While the chromosome DNA of an animal cell derives from both parents, the mitochondrial DNA comes entirely from the mother. Mitochondrial DNA will show a line of descent, female to female to female. As changes called mutations occur due to copying mistakes or DNA damage, the mitochondrial DNA of two diverging lines becomes more and more different.

Ancestors can be clearly identified when you are studying mitochondrial DNA, because clusters of mutations are not shuffled into new combinations like the genes on chromosomes are. They remain together as a particular sequence, a signature of that line of descent.

When they looked at canine mitochondrial DNA samples, they found that wolves and coyotes differ by about 6% in their mitochondrial DNA, while wolves and dogs differ by only 1%. Already it looked like the wolf was the ancestor of our pet dogs.

They then focused their attention on one small portion of the mitochondrial DNA called the control region, because it was known to vary a lot among mammals. Among the 67 breeds of dogs, they tested, they found a total of 26 different sequences in the control region, each differing from the others at one or a few sites.

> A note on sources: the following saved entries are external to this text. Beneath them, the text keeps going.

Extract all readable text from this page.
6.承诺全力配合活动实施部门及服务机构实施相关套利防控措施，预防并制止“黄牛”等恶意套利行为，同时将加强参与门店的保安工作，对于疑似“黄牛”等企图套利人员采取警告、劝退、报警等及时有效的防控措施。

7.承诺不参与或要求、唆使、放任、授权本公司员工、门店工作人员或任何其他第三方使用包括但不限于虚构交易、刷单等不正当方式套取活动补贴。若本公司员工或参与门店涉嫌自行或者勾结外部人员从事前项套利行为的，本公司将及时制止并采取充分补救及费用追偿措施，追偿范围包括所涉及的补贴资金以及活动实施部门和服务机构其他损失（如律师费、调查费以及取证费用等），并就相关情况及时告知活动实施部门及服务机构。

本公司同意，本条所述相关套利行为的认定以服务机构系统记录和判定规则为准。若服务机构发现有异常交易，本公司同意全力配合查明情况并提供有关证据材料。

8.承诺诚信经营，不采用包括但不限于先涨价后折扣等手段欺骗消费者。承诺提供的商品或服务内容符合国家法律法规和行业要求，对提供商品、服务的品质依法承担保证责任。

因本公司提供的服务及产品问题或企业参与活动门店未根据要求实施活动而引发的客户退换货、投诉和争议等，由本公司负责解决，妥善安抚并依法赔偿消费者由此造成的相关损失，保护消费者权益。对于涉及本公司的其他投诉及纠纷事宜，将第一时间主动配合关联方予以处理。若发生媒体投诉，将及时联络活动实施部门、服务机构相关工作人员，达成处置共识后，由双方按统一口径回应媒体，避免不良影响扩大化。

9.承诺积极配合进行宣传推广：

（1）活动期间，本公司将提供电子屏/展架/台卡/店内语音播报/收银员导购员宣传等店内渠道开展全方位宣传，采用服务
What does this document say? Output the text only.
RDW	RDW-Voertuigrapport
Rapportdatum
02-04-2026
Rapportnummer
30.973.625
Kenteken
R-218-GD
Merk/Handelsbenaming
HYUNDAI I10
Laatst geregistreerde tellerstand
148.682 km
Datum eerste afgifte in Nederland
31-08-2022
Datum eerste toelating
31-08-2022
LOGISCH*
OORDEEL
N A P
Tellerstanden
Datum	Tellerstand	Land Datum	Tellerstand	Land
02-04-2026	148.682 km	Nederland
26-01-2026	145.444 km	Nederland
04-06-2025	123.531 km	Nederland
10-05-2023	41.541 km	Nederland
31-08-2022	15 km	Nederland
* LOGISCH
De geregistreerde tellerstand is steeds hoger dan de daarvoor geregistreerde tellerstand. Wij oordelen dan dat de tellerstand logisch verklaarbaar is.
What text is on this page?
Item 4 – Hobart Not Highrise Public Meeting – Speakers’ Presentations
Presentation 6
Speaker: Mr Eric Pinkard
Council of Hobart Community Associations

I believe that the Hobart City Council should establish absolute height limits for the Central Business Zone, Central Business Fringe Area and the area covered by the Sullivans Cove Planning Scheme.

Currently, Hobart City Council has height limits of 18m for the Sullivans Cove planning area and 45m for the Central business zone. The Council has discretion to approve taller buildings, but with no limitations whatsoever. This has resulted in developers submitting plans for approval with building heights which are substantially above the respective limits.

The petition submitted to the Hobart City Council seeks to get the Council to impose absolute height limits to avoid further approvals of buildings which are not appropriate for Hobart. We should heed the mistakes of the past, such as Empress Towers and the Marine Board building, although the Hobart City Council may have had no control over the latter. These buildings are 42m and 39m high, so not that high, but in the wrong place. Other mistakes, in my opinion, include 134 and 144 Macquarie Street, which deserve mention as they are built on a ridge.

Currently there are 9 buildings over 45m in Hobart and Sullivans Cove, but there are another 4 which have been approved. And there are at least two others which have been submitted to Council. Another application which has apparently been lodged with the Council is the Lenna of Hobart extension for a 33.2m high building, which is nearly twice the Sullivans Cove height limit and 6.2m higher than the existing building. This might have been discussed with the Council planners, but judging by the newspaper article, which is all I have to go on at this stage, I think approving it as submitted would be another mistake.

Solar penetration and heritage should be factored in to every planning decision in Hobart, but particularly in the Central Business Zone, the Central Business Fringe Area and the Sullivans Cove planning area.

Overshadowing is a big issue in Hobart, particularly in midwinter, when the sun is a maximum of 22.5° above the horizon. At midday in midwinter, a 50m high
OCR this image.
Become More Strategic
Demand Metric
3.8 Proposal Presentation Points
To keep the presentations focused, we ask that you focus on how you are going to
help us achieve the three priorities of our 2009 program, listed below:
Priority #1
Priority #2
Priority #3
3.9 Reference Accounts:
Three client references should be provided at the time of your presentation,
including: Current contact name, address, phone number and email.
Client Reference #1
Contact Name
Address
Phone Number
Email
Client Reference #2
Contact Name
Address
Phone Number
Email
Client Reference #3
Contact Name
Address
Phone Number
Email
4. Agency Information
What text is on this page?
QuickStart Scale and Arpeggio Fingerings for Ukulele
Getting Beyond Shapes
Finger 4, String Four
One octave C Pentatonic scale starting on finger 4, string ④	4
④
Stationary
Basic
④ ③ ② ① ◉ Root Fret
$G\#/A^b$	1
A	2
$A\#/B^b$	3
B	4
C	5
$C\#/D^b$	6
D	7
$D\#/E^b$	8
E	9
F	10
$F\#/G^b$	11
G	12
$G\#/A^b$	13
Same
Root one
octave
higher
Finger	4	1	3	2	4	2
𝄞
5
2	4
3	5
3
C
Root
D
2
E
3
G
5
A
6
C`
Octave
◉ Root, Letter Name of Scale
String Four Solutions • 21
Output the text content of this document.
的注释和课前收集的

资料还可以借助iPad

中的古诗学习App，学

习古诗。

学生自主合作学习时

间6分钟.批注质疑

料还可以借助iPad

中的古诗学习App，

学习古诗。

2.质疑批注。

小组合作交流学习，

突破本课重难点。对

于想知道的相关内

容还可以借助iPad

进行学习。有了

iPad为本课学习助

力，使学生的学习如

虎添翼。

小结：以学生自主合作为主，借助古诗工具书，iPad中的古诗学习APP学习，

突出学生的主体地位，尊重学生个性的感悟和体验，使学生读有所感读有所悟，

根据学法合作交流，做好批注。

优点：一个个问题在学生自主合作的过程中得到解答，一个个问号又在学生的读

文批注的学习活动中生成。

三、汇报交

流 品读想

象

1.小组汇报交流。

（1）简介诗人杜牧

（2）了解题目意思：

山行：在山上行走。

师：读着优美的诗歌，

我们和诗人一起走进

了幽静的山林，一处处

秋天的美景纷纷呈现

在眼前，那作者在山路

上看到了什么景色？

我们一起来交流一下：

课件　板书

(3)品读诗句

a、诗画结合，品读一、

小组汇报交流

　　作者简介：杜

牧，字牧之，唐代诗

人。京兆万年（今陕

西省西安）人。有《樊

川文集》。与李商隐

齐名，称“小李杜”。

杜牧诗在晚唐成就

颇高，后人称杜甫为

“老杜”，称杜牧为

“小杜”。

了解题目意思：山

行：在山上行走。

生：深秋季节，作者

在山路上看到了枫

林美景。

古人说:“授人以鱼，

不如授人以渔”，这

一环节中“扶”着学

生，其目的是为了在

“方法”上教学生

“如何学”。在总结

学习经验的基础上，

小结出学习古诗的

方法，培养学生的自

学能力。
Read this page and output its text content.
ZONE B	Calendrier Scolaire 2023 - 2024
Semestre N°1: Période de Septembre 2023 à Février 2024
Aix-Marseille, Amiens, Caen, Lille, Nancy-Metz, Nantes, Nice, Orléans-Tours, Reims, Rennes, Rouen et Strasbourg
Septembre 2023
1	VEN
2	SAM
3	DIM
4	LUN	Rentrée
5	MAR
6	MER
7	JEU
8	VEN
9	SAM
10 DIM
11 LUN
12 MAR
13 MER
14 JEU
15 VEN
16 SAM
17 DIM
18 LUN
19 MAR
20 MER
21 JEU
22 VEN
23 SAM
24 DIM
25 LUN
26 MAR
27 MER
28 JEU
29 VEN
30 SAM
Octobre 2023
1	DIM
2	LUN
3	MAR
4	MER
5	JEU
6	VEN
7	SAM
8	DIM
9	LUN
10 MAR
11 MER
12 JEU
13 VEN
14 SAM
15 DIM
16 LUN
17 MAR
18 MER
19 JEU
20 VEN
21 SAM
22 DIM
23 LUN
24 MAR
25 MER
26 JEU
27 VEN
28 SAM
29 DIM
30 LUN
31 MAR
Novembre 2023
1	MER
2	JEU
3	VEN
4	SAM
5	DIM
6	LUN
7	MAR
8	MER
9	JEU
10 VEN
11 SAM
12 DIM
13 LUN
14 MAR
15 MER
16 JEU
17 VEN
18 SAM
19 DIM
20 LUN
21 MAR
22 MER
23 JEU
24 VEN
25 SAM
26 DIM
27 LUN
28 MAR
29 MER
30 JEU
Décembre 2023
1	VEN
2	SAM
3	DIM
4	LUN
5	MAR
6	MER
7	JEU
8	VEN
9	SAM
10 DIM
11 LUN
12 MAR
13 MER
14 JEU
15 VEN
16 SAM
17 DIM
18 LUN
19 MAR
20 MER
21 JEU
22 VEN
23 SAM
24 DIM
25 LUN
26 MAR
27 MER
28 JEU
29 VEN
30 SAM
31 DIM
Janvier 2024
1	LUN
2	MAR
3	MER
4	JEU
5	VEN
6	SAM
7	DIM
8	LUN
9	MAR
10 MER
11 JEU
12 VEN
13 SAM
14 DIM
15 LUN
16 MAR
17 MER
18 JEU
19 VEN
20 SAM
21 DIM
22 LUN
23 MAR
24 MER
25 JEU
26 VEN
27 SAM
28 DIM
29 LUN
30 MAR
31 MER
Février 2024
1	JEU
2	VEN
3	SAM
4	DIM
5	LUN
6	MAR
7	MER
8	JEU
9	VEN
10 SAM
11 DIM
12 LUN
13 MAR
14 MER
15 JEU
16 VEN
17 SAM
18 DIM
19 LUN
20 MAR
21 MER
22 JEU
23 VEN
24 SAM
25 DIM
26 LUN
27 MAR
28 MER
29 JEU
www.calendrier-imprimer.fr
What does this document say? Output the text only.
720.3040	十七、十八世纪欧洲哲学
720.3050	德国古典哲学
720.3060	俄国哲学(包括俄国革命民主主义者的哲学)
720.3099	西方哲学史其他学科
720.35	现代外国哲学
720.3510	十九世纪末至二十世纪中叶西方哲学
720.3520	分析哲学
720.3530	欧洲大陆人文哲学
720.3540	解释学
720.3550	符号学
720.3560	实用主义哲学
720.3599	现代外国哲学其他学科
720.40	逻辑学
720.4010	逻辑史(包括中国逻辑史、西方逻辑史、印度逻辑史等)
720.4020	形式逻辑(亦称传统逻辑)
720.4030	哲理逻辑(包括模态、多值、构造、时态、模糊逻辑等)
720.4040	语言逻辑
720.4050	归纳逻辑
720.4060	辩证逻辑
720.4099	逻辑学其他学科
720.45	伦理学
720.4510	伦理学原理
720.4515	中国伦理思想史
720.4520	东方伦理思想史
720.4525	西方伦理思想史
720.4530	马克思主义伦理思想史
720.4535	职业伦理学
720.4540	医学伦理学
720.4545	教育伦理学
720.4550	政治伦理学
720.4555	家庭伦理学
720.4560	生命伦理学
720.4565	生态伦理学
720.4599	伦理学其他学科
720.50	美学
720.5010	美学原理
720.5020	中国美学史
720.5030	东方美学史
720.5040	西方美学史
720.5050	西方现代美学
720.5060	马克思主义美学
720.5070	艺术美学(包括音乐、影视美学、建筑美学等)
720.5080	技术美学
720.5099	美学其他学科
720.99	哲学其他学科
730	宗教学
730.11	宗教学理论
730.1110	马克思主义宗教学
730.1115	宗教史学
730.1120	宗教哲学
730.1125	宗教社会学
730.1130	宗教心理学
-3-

No one breed had a characteristic sequence, the breeds of dogs share a common pool of genetic diversity. Wolves had 27 different sequences in the control region, none of them exactly the same as any dog sequence, but all very similar to the dog sequences, differing from them at most at 12 sites along the DNA, and usually fewer.

Coyote and jackal were a lot more different from dogs than wolves were. Every coyote and jackal sequence differed from any dog sequence by at least 20 sites, and many by far more.

Using statistical methods to compare the relative similarity of the sequences, they found that all the dog sequences fell into four distinct groups. The largest, containing 19 of the 26 sequences and representing 3/4 of modern dogs, resulted from a single female wolf lineage.